Além disso, apesar dessa conhecida vulnerabilidade da Ferrari, a McLaren estava suficientemente preocupada com a ameaça de undercut de Hamilton, enquanto seus pilotos ocupavam as duas primeiras posições, para chamar Piastri aos boxes em resposta à primeira parada do britânico, que aconteceu no fim da volta 13 e envolveu a colocação de pneus duros.
Hamilton conseguiu realizar o undercut sobre Verstappen, mas voltou à pista atrás do VCARB de Liam Lawson. Em seguida, o holandês aproveitou o momento para ultrapassá-lo enquanto Hamilton passava por Lawson. O próprio Hamilton admitiu que “não viu o Max chegando”. E, como também reconheceu, “minha corrida começou a desandar a partir dali”.

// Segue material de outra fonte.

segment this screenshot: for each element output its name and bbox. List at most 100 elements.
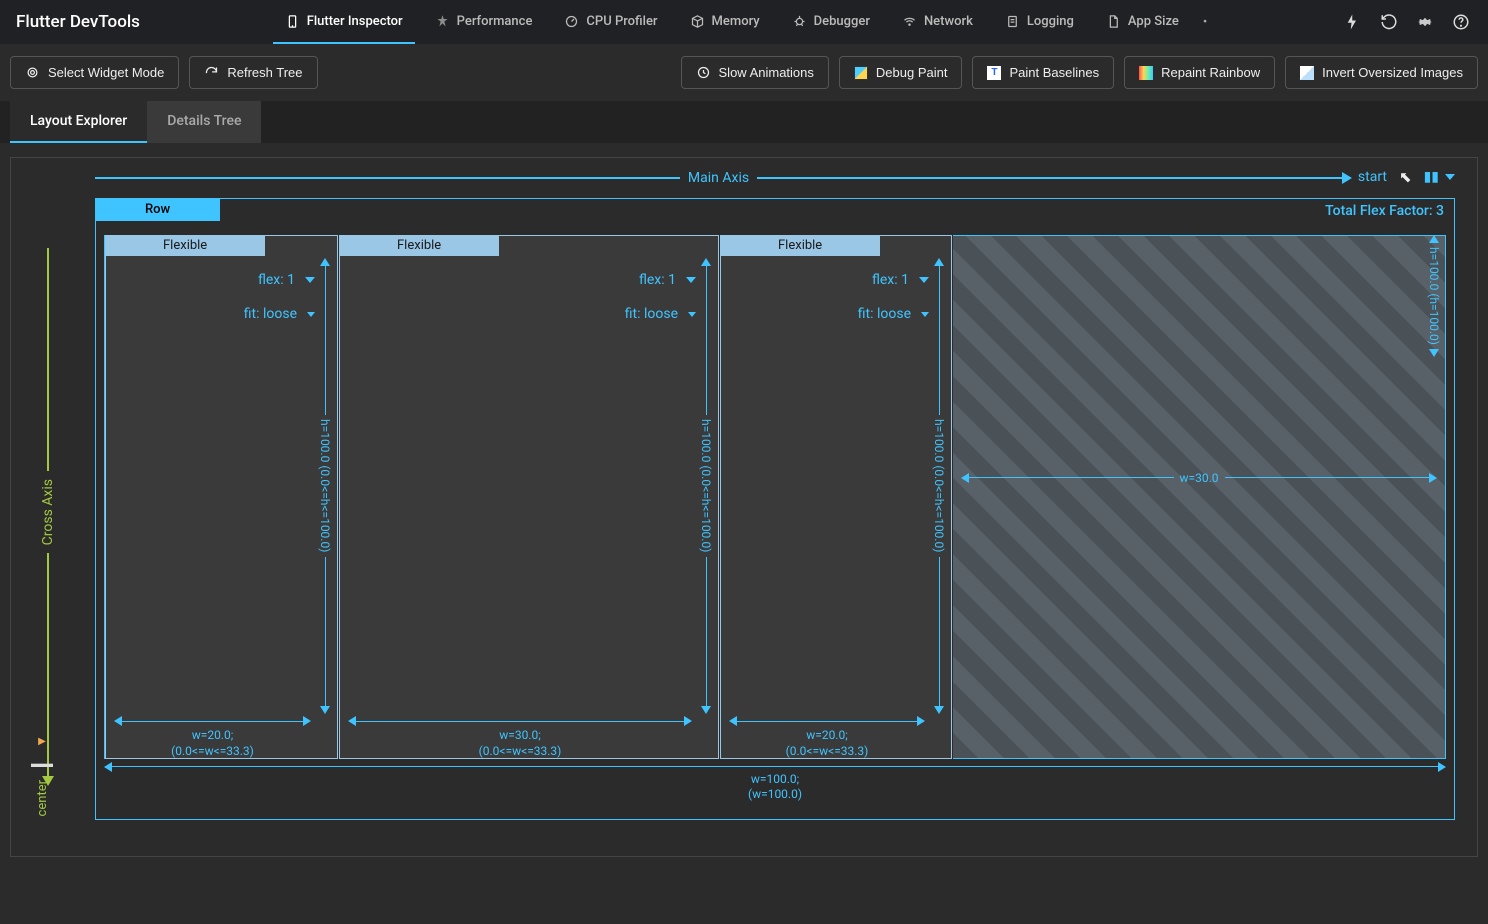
button-label: Debug Paint: [876, 65, 948, 80]
main-axis-indicator: Main Axis: [95, 170, 1352, 186]
repaint-rainbow-button[interactable]: Repaint Rainbow: [1124, 56, 1275, 89]
gear-icon[interactable]: [1416, 13, 1434, 31]
gauge-icon: [564, 14, 579, 29]
nav-performance[interactable]: Performance: [423, 0, 545, 44]
debug-paint-icon: [854, 66, 868, 80]
tab-layout-explorer[interactable]: Layout Explorer: [10, 101, 147, 143]
nav-label: App Size: [1128, 14, 1179, 29]
flex-dropdown[interactable]: flex: 1: [258, 272, 315, 288]
top-right-actions: [1344, 13, 1478, 31]
restore-icon[interactable]: [1380, 13, 1398, 31]
cross-axis-alignment-dropdown[interactable]: center: [35, 780, 50, 816]
layout-explorer-panel: Main Axis start ⬉ ▮▮ Cross Axis ▶ ▬▬ cen…: [10, 157, 1478, 857]
nav-label: CPU Profiler: [586, 14, 657, 29]
nav-logging[interactable]: Logging: [993, 0, 1086, 44]
button-label: Refresh Tree: [227, 65, 302, 80]
flex-child-0[interactable]: Flexible flex: 1 fit: loose h=100.0 (0.0…: [105, 235, 338, 759]
cursor-icon: ⬉: [1399, 168, 1412, 186]
nav-cpu-profiler[interactable]: CPU Profiler: [552, 0, 669, 44]
nav-flutter-inspector[interactable]: Flutter Inspector: [273, 0, 415, 44]
flex-dropdown[interactable]: flex: 1: [872, 272, 929, 288]
bug-icon: [792, 14, 807, 29]
help-icon[interactable]: [1452, 13, 1470, 31]
nav-label: Network: [924, 14, 973, 29]
free-space-region: w=30.0: [953, 235, 1445, 759]
nav-app-size[interactable]: App Size: [1094, 0, 1191, 44]
nav-label: Logging: [1027, 14, 1074, 29]
button-label: Repaint Rainbow: [1161, 65, 1260, 80]
play-icon[interactable]: ▶: [38, 736, 46, 747]
flex-child-1[interactable]: Flexible flex: 1 fit: loose h=100.0 (0.0…: [339, 235, 719, 759]
row-container: Row Total Flex Factor: 3 Flexible flex: …: [95, 198, 1455, 820]
fit-dropdown[interactable]: fit: loose: [858, 306, 929, 322]
app-title: Flutter DevTools: [10, 12, 140, 32]
nav-label: Flutter Inspector: [307, 14, 403, 29]
align-glyph-icon: ▮▮: [1424, 169, 1439, 185]
nav-overflow[interactable]: •: [1199, 15, 1211, 30]
row-body: Flexible flex: 1 fit: loose h=100.0 (0.0…: [104, 235, 1446, 759]
top-nav: Flutter Inspector Performance CPU Profil…: [140, 0, 1344, 44]
main-axis-label: Main Axis: [680, 170, 757, 186]
container-width-indicator: w=100.0;(w=100.0): [104, 762, 1446, 803]
child-type-label: Flexible: [339, 235, 499, 256]
image-icon: [1300, 66, 1314, 80]
tab-details-tree[interactable]: Details Tree: [147, 101, 261, 143]
select-widget-mode-button[interactable]: Select Widget Mode: [10, 56, 179, 89]
slow-animations-button[interactable]: Slow Animations: [681, 56, 829, 89]
row-widget-label[interactable]: Row: [95, 198, 220, 221]
nav-debugger[interactable]: Debugger: [780, 0, 882, 44]
cross-axis-indicator: Cross Axis: [39, 248, 57, 786]
align-icon[interactable]: ▬▬: [31, 757, 53, 770]
button-label: Select Widget Mode: [48, 65, 164, 80]
paint-baselines-button[interactable]: T Paint Baselines: [972, 56, 1114, 89]
refresh-tree-button[interactable]: Refresh Tree: [189, 56, 317, 89]
inspector-toolbar: Select Widget Mode Refresh Tree Slow Ani…: [0, 44, 1488, 101]
invert-oversized-button[interactable]: Invert Oversized Images: [1285, 56, 1478, 89]
cross-axis-alignment-control: ▶ ▬▬ center: [31, 736, 53, 816]
main-axis-alignment-dropdown[interactable]: start: [1358, 169, 1387, 185]
child-type-label: Flexible: [105, 235, 265, 256]
button-label: Paint Baselines: [1009, 65, 1099, 80]
free-space-width: w=30.0: [961, 471, 1437, 485]
height-indicator: h=100.0 (0.0<=h<=100.0): [317, 258, 333, 714]
child-type-label: Flexible: [720, 235, 880, 256]
nav-network[interactable]: Network: [890, 0, 985, 44]
dropdown-value: start: [1358, 169, 1387, 185]
fit-dropdown[interactable]: fit: loose: [244, 306, 315, 322]
baselines-icon: T: [987, 66, 1001, 80]
refresh-icon: [204, 65, 219, 80]
flex-controls: flex: 1 fit: loose: [244, 272, 315, 322]
width-indicator: w=20.0;(0.0<=w<=33.3): [729, 716, 925, 752]
rainbow-icon: [1139, 66, 1153, 80]
nav-label: Debugger: [814, 14, 870, 29]
main-axis-alignment-selector[interactable]: ▮▮: [1424, 169, 1455, 185]
nav-label: Performance: [457, 14, 533, 29]
fit-dropdown[interactable]: fit: loose: [625, 306, 696, 322]
flex-controls: flex: 1 fit: loose: [625, 272, 696, 322]
flex-controls: flex: 1 fit: loose: [858, 272, 929, 322]
cross-axis-label: Cross Axis: [40, 471, 56, 553]
target-icon: [25, 65, 40, 80]
package-icon: [690, 14, 705, 29]
height-indicator: h=100.0 (0.0<=h<=100.0): [698, 258, 714, 714]
file-icon: [1106, 14, 1121, 29]
button-label: Invert Oversized Images: [1322, 65, 1463, 80]
width-indicator: w=20.0;(0.0<=w<=33.3): [114, 716, 311, 752]
flex-dropdown[interactable]: flex: 1: [639, 272, 696, 288]
nav-label: Memory: [712, 14, 760, 29]
clock-icon: [696, 65, 711, 80]
nav-memory[interactable]: Memory: [678, 0, 772, 44]
clipboard-icon: [1005, 14, 1020, 29]
spark-icon: [435, 14, 450, 29]
phone-icon: [285, 14, 300, 29]
height-indicator: h=100.0 (0.0<=h<=100.0): [931, 258, 947, 714]
main-axis-alignment-control: start ⬉ ▮▮: [1358, 168, 1455, 186]
debug-paint-button[interactable]: Debug Paint: [839, 56, 963, 89]
wifi-icon: [902, 14, 917, 29]
total-flex-factor: Total Flex Factor: 3: [1325, 203, 1444, 219]
width-indicator: w=30.0;(0.0<=w<=33.3): [348, 716, 692, 752]
top-bar: Flutter DevTools Flutter Inspector Perfo…: [0, 0, 1488, 44]
bolt-icon[interactable]: [1344, 13, 1362, 31]
inspector-tabs: Layout Explorer Details Tree: [0, 101, 1488, 143]
flex-child-2[interactable]: Flexible flex: 1 fit: loose h=100.0 (0.0…: [720, 235, 952, 759]
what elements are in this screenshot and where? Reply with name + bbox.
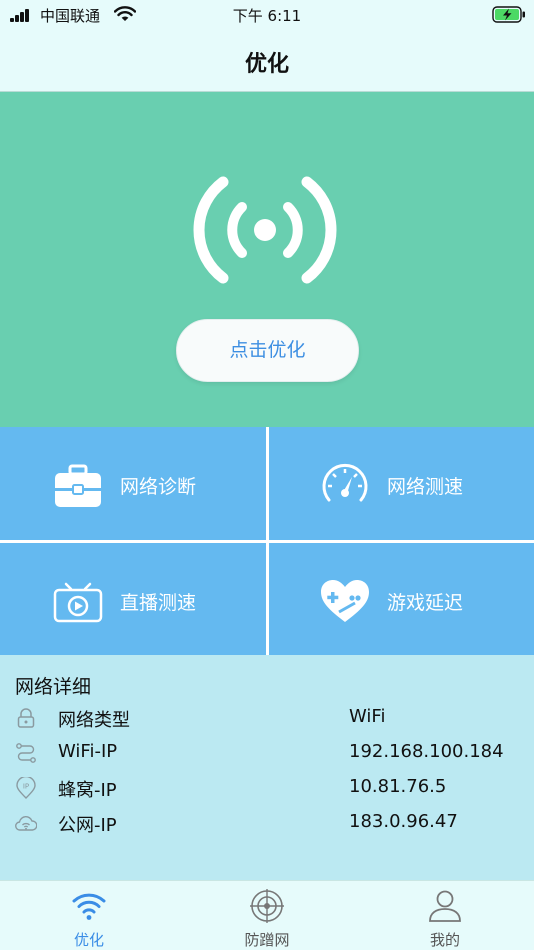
detail-label: WiFi-IP: [58, 741, 118, 762]
detail-value: 183.0.96.47: [349, 811, 458, 832]
tab-anti-leech[interactable]: 防蹭网: [222, 881, 312, 950]
tab-label: 防蹭网: [244, 931, 290, 949]
detail-row-public-ip: 公网-IP 183.0.96.47: [0, 806, 534, 840]
detail-row-wifi-ip: WiFi-IP 192.168.100.184: [0, 736, 534, 770]
radar-icon: [250, 889, 284, 923]
speed-test-tile[interactable]: 网络测速: [269, 427, 534, 541]
detail-label: 蜂窝-IP: [58, 780, 117, 801]
live-speed-tile[interactable]: 直播测速: [0, 543, 267, 657]
detail-value: 10.81.76.5: [349, 776, 447, 797]
tab-label: 我的: [429, 931, 460, 949]
status-bar: 中国联通 下午 6:11: [0, 0, 534, 30]
toolbox-icon: [55, 464, 101, 507]
tile-label: 直播测速: [120, 592, 197, 614]
lock-icon: [17, 708, 35, 728]
tab-profile[interactable]: 我的: [400, 881, 490, 950]
detail-row-cellular-ip: IP 蜂窝-IP 10.81.76.5: [0, 771, 534, 805]
tab-optimize[interactable]: 优化: [44, 881, 134, 950]
page-title: 优化: [244, 52, 289, 77]
game-latency-tile[interactable]: 游戏延迟: [269, 543, 534, 657]
details-title: 网络详细: [15, 676, 92, 698]
svg-text:IP: IP: [23, 783, 29, 791]
cloud-wifi-icon: [15, 816, 37, 831]
detail-row-network-type: 网络类型 WiFi: [0, 701, 534, 735]
detail-value: 192.168.100.184: [349, 741, 504, 762]
network-diagnosis-tile[interactable]: 网络诊断: [0, 427, 267, 541]
tile-label: 游戏延迟: [387, 592, 464, 614]
ip-pin-icon: IP: [16, 777, 36, 799]
wifi-icon: [72, 893, 106, 920]
tab-label: 优化: [73, 931, 104, 949]
battery-charging-icon: [492, 6, 525, 23]
nav-header: 优化: [0, 30, 534, 92]
detail-label: 网络类型: [58, 710, 130, 731]
detail-value: WiFi: [349, 706, 386, 727]
tile-label: 网络测速: [387, 476, 464, 498]
tab-bar: 优化 防蹭网 我的: [0, 880, 534, 950]
grid-divider-horizontal: [0, 540, 534, 543]
detail-label: 公网-IP: [58, 815, 117, 836]
tile-label: 网络诊断: [120, 476, 197, 498]
optimize-button[interactable]: 点击优化: [176, 319, 359, 382]
speedometer-icon: [322, 463, 368, 502]
route-icon: [16, 743, 36, 763]
signal-broadcast-icon: [193, 176, 337, 284]
gamepad-heart-icon: [321, 580, 369, 622]
tv-play-icon: [53, 582, 103, 623]
user-icon: [429, 890, 461, 922]
network-details: 网络详细 网络类型 WiFi WiFi-IP 192.168.100.184 I…: [0, 655, 534, 880]
status-time: 下午 6:11: [232, 7, 302, 25]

Parada final de Hamilton aumenta os problemas
A parada final custou posição de pista a Hamilton e também esteve longe de ser perfeita. O piloto travou os pneus ao entrar no box e não parou exatamente em sua marca, o que atrasou a troca das rodas. Depois, ele liberou o limitador de velocidade do pit lane uma fração de segundo antes da hora. “Não tenho muita certeza de por que paramos no fim”, disse ele. “Recebi a chamada pouco antes da entrada do pit lane, então não tive tempo para discutir a decisão. Eu nunca teria parado se isso significasse que eu perderia posição de pista.”
Vasseur classificou a situação como um exemplo clássico de erros que foram se acumulando uns sobre os outros e provavelmente essa é uma avaliação correta. Mas Hamilton já conquistou campeonatos mundiais suficientes para saber como executar corretamente um fim de semana de corrida.
Ferrari precisa entender a imprevisibilidade do SF-26
Ainda permanecem dúvidas sobre a aparente imprevisibilidade do próprio carro. É como se o SF-26 continuasse surpreendendo a equipe e seus pilotos, enquanto Mercedes e McLaren, apesar de enfrentarem eventuais problemas técnicos, desfrutam de um nível de previsibilidade que lhes permite agir de maneira proativa.
A Ferrari, por outro lado, parece ser obrigada a reagir aos acontecimentos. Leclerc resumiu o desempenho da equipe de maneira direta ao analisar a corrida. “Não fomos particularmente excepcionais em nenhum momento da corrida. O primeiro trecho com pneus duros [seu segundo trecho de corrida] não foi ruim, o último trecho com pneus macios foi muito bom. Mas, então, houve altos e baixos demais e acho que é realmente aí que precisamos trabalhar.” contou o piloto.
“O objetivo é tentar encontrar essa consistência com este carro, porque ele tem sido muito, muito complicado em alguns trechos para o Lewis e em alguns outros trechos comigo. E é simplesmente um pouco estranho como tudo parece estar tão pouco correlacionado.” finalizou Leclerc.